パート10: 才能の片鱗
夏休みも終わりに近づいたある日。
その瞬間は、唐突に訪れた。
「――できた……!」
リナの歓声に、僕は読んでいた本から顔を上げた。
見れば、彼女が持つ魔力感知糸が、端から端まで、途切れることなく美しい青色の光を放ち続けている。
それは、彼女が自身の膨大な魔力を、完全に制御下に置いたことを示す紛れもない証拠だった。
「やった……! やりました、マスター!」
リナは満面の笑みで僕の方へ駆け寄ってくる。
その喜びように、僕も自然と口元が緩んだ。
「ああ、見事だ、リナ。よくやったな」
「マスターのおかげです!」
「君の努力の結果だ。これで、第一段階はクリアだ」
僕は立ち上がり、温室の中央を指さした。
「次のステップに進むぞ。実践訓練だ」
僕が地面に手を触れ、魔力を流し込むと、土や石が集まって一体のゴーレムを形成していく。
身長は2メートルほど。訓練用としては十分な相手だろう。
「ゴ、ゴーレム……!?」
「今の君なら、やれるはずだ。僕が教えた通りに、魔力をイメージしろ。細く、鋭く、一点に集中させるんだ。魔法は『氷の矢(アイスアロー)』でいい」
「は、はい!」
リナはこくりと頷き、ゴーレムと対峙する。
以前の彼女なら、この時点で魔力が暴走して自滅していただろう。
だが、今の彼女は違う。
すぅ、と息を吸い、研ぎ澄まされた集中力で右手を前に突き出す。
「――いけっ!」
詠唱は、ない。
ただ、彼女の意志だけが、その指先に集約される。
リナの手のひらの前に、瞬時に鋭い氷の矢が形成され、轟音と共にゴーレムに向かって放たれた。
ドゴォォンッ!!
凄まじい破壊音と共に、氷の矢はゴーレムの分厚い胸板をいとも簡単に貫通。
それだけでは終わらず、勢いを殺すことなく背後の壁に突き刺さり、温室のガラスを派手に粉砕した。

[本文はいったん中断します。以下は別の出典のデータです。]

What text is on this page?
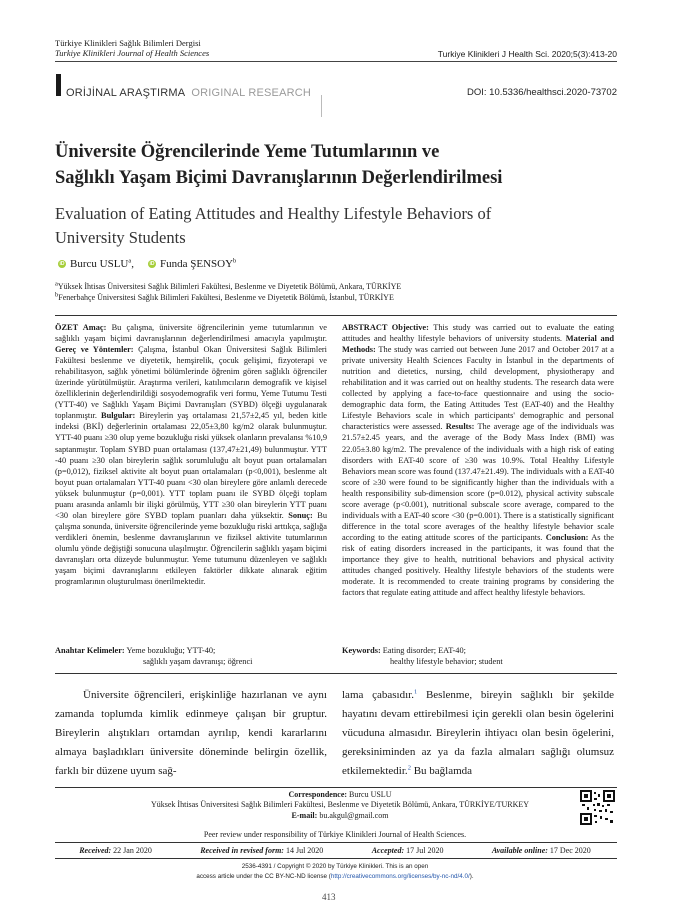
Türkiye Klinikleri Sağlık Bilimleri Dergisi
Turkiye Klinikleri Journal of Health Sciences	Turkiye Klinikleri J Health Sci. 2020;5(3):413-20
ORİJİNAL ARAŞTIRMA ORIGINAL RESEARCH	DOI: 10.5336/healthsci.2020-73702
Üniversite Öğrencilerinde Yeme Tutumlarının ve
Sağlıklı Yaşam Biçimi Davranışlarının Değerlendirilmesi
Evaluation of Eating Attitudes and Healthy Lifestyle Behaviors of
University Students
iD Burcu USLU$^a$,	iD Funda ŞENSOY$^b$
$^a$Yüksek İhtisas Üniversitesi Sağlık Bilimleri Fakültesi, Beslenme ve Diyetetik Bölümü, Ankara, TÜRKİYE
$^b$Fenerbahçe Üniversitesi Sağlık Bilimleri Fakültesi, Beslenme ve Diyetetik Bölümü, İstanbul, TÜRKİYE
ÖZET Amaç: Bu çalışma, üniversite öğrencilerinin yeme tutumlarının ve sağlıklı yaşam biçimi davranışlarının değerlendirilmesi amacıyla yapılmıştır. Gereç ve Yöntemler: Çalışma, İstanbul Okan Üniversitesi Sağlık Bilimleri Fakültesi beslenme ve diyetetik, hemşirelik, çocuk gelişimi, fizyoterapi ve rehabilitasyon, sağlık yönetimi bölümlerinde öğrenim gören sağlıklı öğrenciler üzerinde yürütülmüştür. Araştırma verileri, katılımcıların demografik ve kişisel özelliklerinin değerlendirildiği sosyodemografik veri formu, Yeme Tutumu Testi (YTT-40) ve Sağlıklı Yaşam Biçimi Davranışları (SYBD) ölçeği uygulanarak toplanmıştır. Bulgular: Bireylerin yaş ortalaması 21,57±2,45 yıl, beden kitle indeksi (BKİ) değerlerinin ortalaması 22,05±3,80 kg/m2 olarak bulunmuştur. YTT-40 puanı ≥30 olup yeme bozukluğu riski yüksek olanların prevalansı %10,9 saptanmıştır. Toplam SYBD puan ortalaması (137,47±21,49) bulunmuştur. YTT -40 puanı ≥30 olan bireylerin sağlık sorumluluğu alt boyut puan ortalamaları (p=0,012), fiziksel aktivite alt boyut puan ortalamaları (p<0,001), beslenme alt boyut puan ortalamaları YTT-40 puanı <30 olan bireylere göre anlamlı derecede yüksek bulunmuştur (p=0,001). YTT toplam puanı ile SYBD ölçeği toplam puanı arasında anlamlı bir ilişki görülmüş, YTT ≥30 olan bireylerin YTT puanı <30 olan bireylere göre SYBD toplam puanları daha yüksektir. Sonuç: Bu çalışma sonunda, üniversite öğrencilerinde yeme bozukluğu riski arttıkça, sağlığa verdikleri önemin, beslenme davranışlarının ve fiziksel aktivite tutumlarının olumlu yönde değiştiği sonucuna ulaşılmıştır. Öğrencilerin sağlıklı yaşam biçimi davranışları orta düzeyde bulunmuştur. Yeme tutumunu düzenleyen ve sağlıklı yaşam biçimi davranışlarını etkileyen faktörler dikkate alınarak eğitim programlarının oluşturulması önerilmektedir.
ABSTRACT Objective: This study was carried out to evaluate the eating attitudes and healthy lifestyle behaviors of university students. Material and Methods: The study was carried out between June 2017 and October 2017 at a private university Health Sciences Faculty in İstanbul in the departments of nutrition and dietetics, nursing, child development, physiotherapy and rehabilitation and it was carried out on healthy students. The research data were collected by applying a face-to-face questionnaire and using the socio-demographic data form, the Eating Attitudes Test (EAT-40) and the Healthy Lifestyle Behaviors scale in which participants' demographic and personal characteristics were assessed. Results: The average age of the individuals was 21.57±2.45 years, and the average of the Body Mass Index (BMI) was 22.05±3.80 kg/m2. The prevalence of the individuals with a high risk of eating disorders with EAT-40 score of ≥30 was 10.9%. Total Healthy Lifestyle Behaviors mean score was found (137.47±21.49). The individuals with a EAT-40 score of ≥30 were found to be significantly higher than the individuals with a health responsibility sub-dimension score (p=0.012), physical activity subscale score average (p<0.001), nutritional subscale score average, compared to the individuals with a EAT-40 score <30 (p=0.001). There is a statistically significant difference in the total score averages of the healthy lifestyle behavior scale according to the eating attitude scores of the participants. Conclusion: As the risk of eating disorders increased in the participants, it was found that the importance they give to health, nutritional behaviors and physical activity attitudes changed positively. Healthy lifestyle behaviors of the students were moderate. It is recommended to create training programs by considering the factors that regulate eating attitude and affect healthy lifestyle behaviors.
Anahtar Kelimeler: Yeme bozukluğu; YTT-40;
sağlıklı yaşam davranışı; öğrenci
Keywords: Eating disorder; EAT-40;
healthy lifestyle behavior; student
Üniversite öğrencileri, erişkinliğe hazırlanan ve aynı zamanda toplumda kimlik edinmeye çalışan bir gruptur. Bireylerin alıştıkları ortamdan ayrılıp, kendi kararlarını almaya başladıkları üniversite döneminde belirgin özellik, farklı bir düzene uyum sağ-
lama çabasıdır.$^1$ Beslenme, bireyin sağlıklı bir şekilde hayatını devam ettirebilmesi için gerekli olan besin ögelerini vücuduna almasıdır. Bireylerin ihtiyacı olan besin ögelerini, gereksiniminden az ya da fazla almaları sağlığı olumsuz etkilemektedir.$^2$ Bu bağlamda
Correspondence: Burcu USLU
Yüksek İhtisas Üniversitesi Sağlık Bilimleri Fakültesi, Beslenme ve Diyetetik Bölümü, Ankara, TÜRKİYE/TURKEY
E-mail: bu.akgul@gmail.com
Peer review under responsibility of Türkiye Klinikleri Journal of Health Sciences.
Received: 22 Jan 2020	Received in revised form: 14 Jul 2020	Accepted: 17 Jul 2020	Available online: 17 Dec 2020
2536-4391 / Copyright © 2020 by Türkiye Klinikleri. This is an open
access article under the CC BY-NC-ND license (http://creativecommons.org/licenses/by-nc-nd/4.0/).
413
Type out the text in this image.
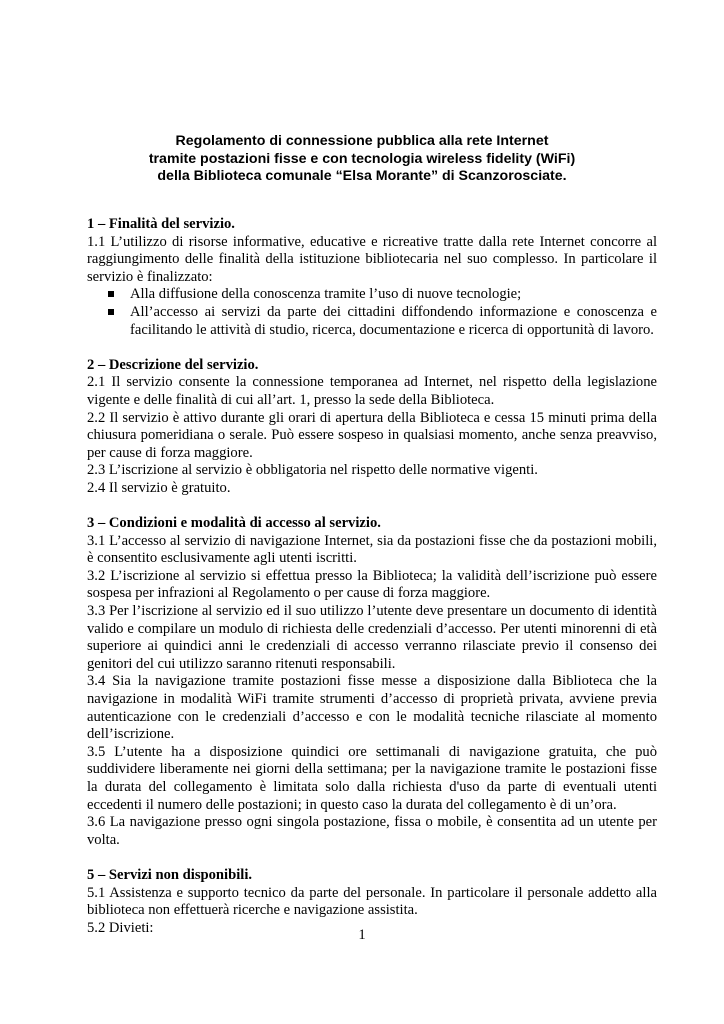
Regolamento di connessione pubblica alla rete Internet
tramite postazioni fisse e con tecnologia wireless fidelity (WiFi)
della Biblioteca comunale “Elsa Morante” di Scanzorosciate.
1 – Finalità del servizio.
1.1 L’utilizzo di risorse informative, educative e ricreative tratte dalla rete Internet concorre al raggiungimento delle finalità della istituzione bibliotecaria nel suo complesso. In particolare il servizio è finalizzato:
Alla diffusione della conoscenza tramite l’uso di nuove tecnologie;
All’accesso ai servizi da parte dei cittadini diffondendo informazione e conoscenza e facilitando le attività di studio, ricerca, documentazione e ricerca di opportunità di lavoro.
2 – Descrizione del servizio.
2.1 Il servizio consente la connessione temporanea ad Internet, nel rispetto della legislazione vigente e delle finalità di cui all’art. 1, presso la sede della Biblioteca.
2.2 Il servizio è attivo durante gli orari di apertura della Biblioteca e cessa 15 minuti prima della chiusura pomeridiana o serale. Può essere sospeso in qualsiasi momento, anche senza preavviso, per cause di forza maggiore.
2.3 L’iscrizione al servizio è obbligatoria nel rispetto delle normative vigenti.
2.4 Il servizio è gratuito.
3 – Condizioni e modalità di accesso al servizio.
3.1 L’accesso al servizio di navigazione Internet, sia da postazioni fisse che da postazioni mobili, è consentito esclusivamente agli utenti iscritti.
3.2 L’iscrizione al servizio si effettua presso la Biblioteca; la validità dell’iscrizione può essere sospesa per infrazioni al Regolamento o per cause di forza maggiore.
3.3 Per l’iscrizione al servizio ed il suo utilizzo l’utente deve presentare un documento di identità valido e compilare un modulo di richiesta delle credenziali d’accesso. Per utenti minorenni di età superiore ai quindici anni le credenziali di accesso verranno rilasciate previo il consenso dei genitori del cui utilizzo saranno ritenuti responsabili.
3.4 Sia la navigazione tramite postazioni fisse messe a disposizione dalla Biblioteca che la navigazione in modalità WiFi tramite strumenti d’accesso di proprietà privata, avviene previa autenticazione con le credenziali d’accesso e con le modalità tecniche rilasciate al momento dell’iscrizione.
3.5 L’utente ha a disposizione quindici ore settimanali di navigazione gratuita, che può suddividere liberamente nei giorni della settimana; per la navigazione tramite le postazioni fisse la durata del collegamento è limitata solo dalla richiesta d'uso da parte di eventuali utenti eccedenti il numero delle postazioni; in questo caso la durata del collegamento è di un’ora.
3.6 La navigazione presso ogni singola postazione, fissa o mobile, è consentita ad un utente per volta.
5 – Servizi non disponibili.
5.1 Assistenza e supporto tecnico da parte del personale. In particolare il personale addetto alla biblioteca non effettuerà ricerche e navigazione assistita.
5.2 Divieti:	1
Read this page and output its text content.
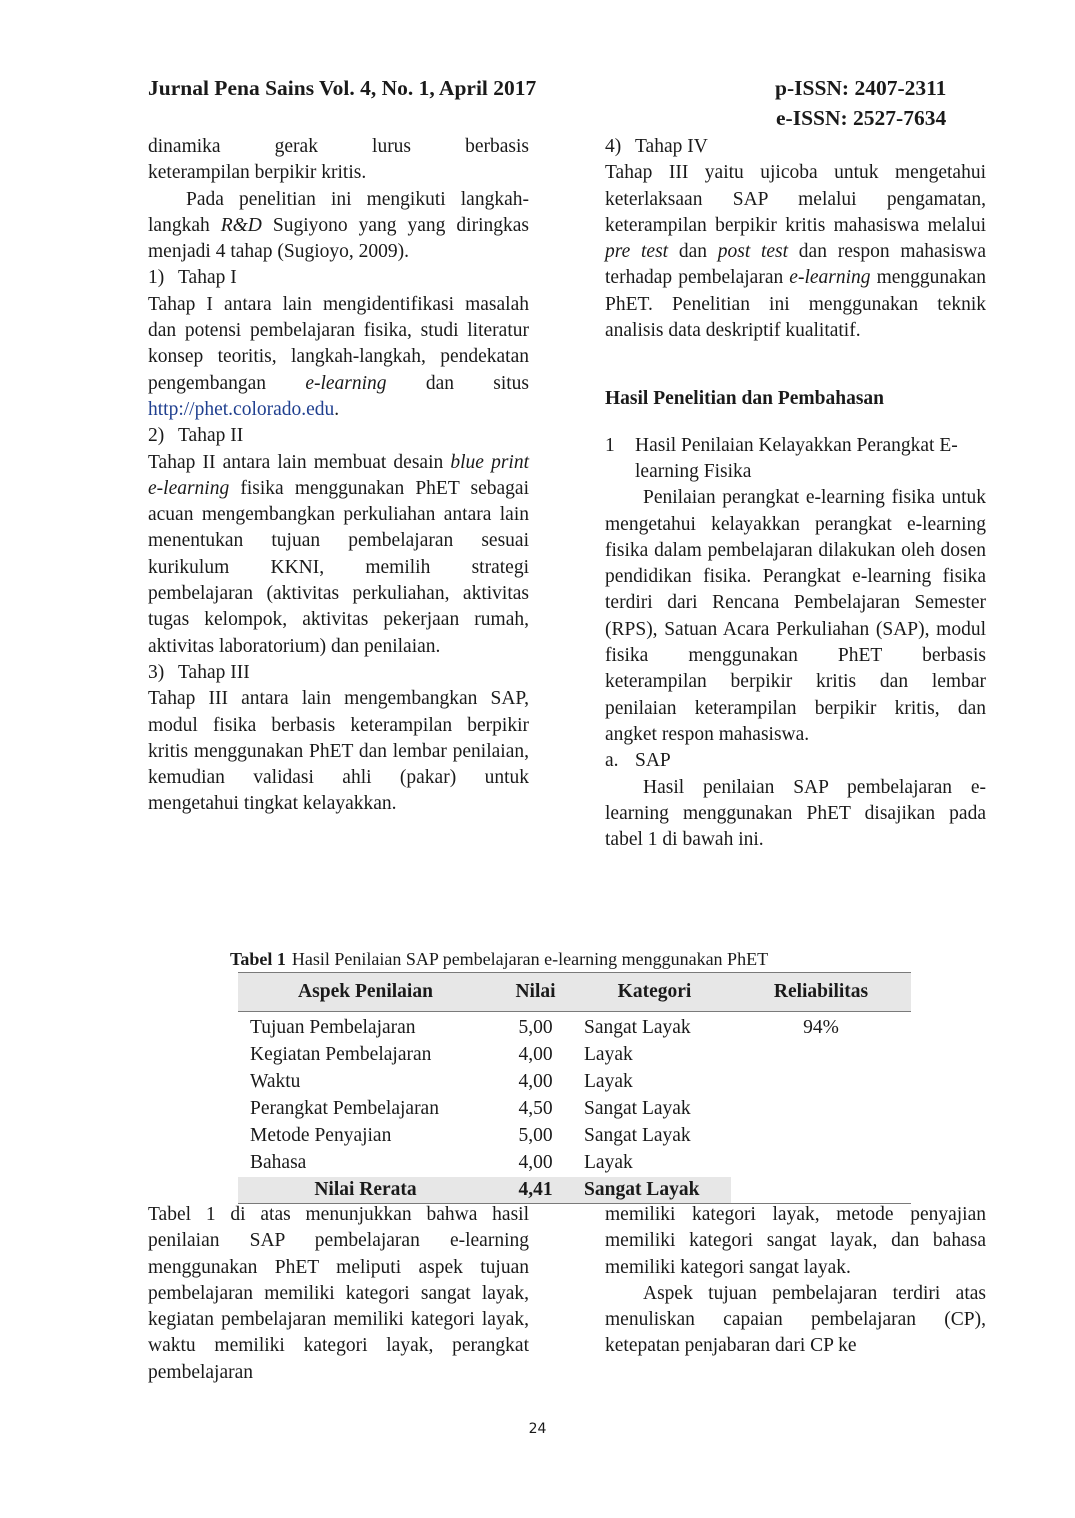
Jurnal Pena Sains Vol. 4, No. 1, April 2017	p-ISSN: 2407-2311
e-ISSN: 2527-7634

dinamika gerak lurus berbasis

keterampilan berpikir kritis.

Pada penelitian ini mengikuti langkah-langkah R&D Sugiyono yang yang diringkas menjadi 4 tahap (Sugioyo, 2009).

1) Tahap I

Tahap I antara lain mengidentifikasi masalah dan potensi pembelajaran fisika, studi literatur konsep teoritis, langkah-langkah, pendekatan pengembangan e-learning dan situs http://phet.colorado.edu.

2) Tahap II

Tahap II antara lain membuat desain blue print e-learning fisika menggunakan PhET sebagai acuan mengembangkan perkuliahan antara lain menentukan tujuan pembelajaran sesuai kurikulum KKNI, memilih strategi pembelajaran (aktivitas perkuliahan, aktivitas tugas kelompok, aktivitas pekerjaan rumah, aktivitas laboratorium) dan penilaian.

3) Tahap III

Tahap III antara lain mengembangkan SAP, modul fisika berbasis keterampilan berpikir kritis menggunakan PhET dan lembar penilaian, kemudian validasi ahli (pakar) untuk mengetahui tingkat kelayakkan.

4) Tahap IV

Tahap III yaitu ujicoba untuk mengetahui keterlaksaan SAP melalui pengamatan, keterampilan berpikir kritis mahasiswa melalui pre test dan post test dan respon mahasiswa terhadap pembelajaran e-learning menggunakan PhET. Penelitian ini menggunakan teknik analisis data deskriptif kualitatif.

Hasil Penelitian dan Pembahasan

1	Hasil Penilaian Kelayakkan Perangkat E-learning Fisika

Penilaian perangkat e-learning fisika untuk mengetahui kelayakkan perangkat e-learning fisika dalam pembelajaran dilakukan oleh dosen pendidikan fisika. Perangkat e-learning fisika terdiri dari Rencana Pembelajaran Semester (RPS), Satuan Acara Perkuliahan (SAP), modul fisika menggunakan PhET berbasis keterampilan berpikir kritis dan lembar penilaian keterampilan berpikir kritis, dan angket respon mahasiswa.

a. SAP

Hasil penilaian SAP pembelajaran e-learning menggunakan PhET disajikan pada tabel 1 di bawah ini.

Tabel 1 Hasil Penilaian SAP pembelajaran e-learning menggunakan PhET
Aspek Penilaian	Nilai	Kategori	Reliabilitas
Tujuan Pembelajaran	5,00	Sangat Layak	94%
Kegiatan Pembelajaran	4,00	Layak	
Waktu	4,00	Layak	
Perangkat Pembelajaran	4,50	Sangat Layak	
Metode Penyajian	5,00	Sangat Layak	
Bahasa	4,00	Layak	
Nilai Rerata	4,41	Sangat Layak	

Tabel 1 di atas menunjukkan bahwa hasil penilaian SAP pembelajaran e-learning menggunakan PhET meliputi aspek tujuan pembelajaran memiliki kategori sangat layak, kegiatan pembelajaran memiliki kategori layak, waktu memiliki kategori layak, perangkat pembelajaran

memiliki kategori layak, metode penyajian memiliki kategori sangat layak, dan bahasa memiliki kategori sangat layak.

Aspek tujuan pembelajaran terdiri atas menuliskan capaian pembelajaran (CP), ketepatan penjabaran dari CP ke

24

残されたゴーレムは、胸に大穴を開けたまま、ガラガラと音を立てて崩れ落ちる。
「…………え?」
放った本人であるリナが、一番驚いていた。
自分の右手と、崩れたゴーレム、そして壁の大穴を、信じられないという顔で交互に見ている。
「う、そ……。私が……これを……?」
「どうだ、リナ。これが君の本当の力だ。今まで眠っていた、君だけの才能だよ」
僕は崩れたゴーレムの残骸を踏みつけながら、呆然とする彼女に歩み寄る。
「すごい……。すごい、です……!」
やがて、驚きは歓喜へと変わる。
リナは自分の手を見つめ、涙ぐみながらも、これまで見せたことのないような自信に満ちた笑みを浮かべた。
僕の最初の最高傑作が、ついに才能の片鱗を見せた瞬間だった。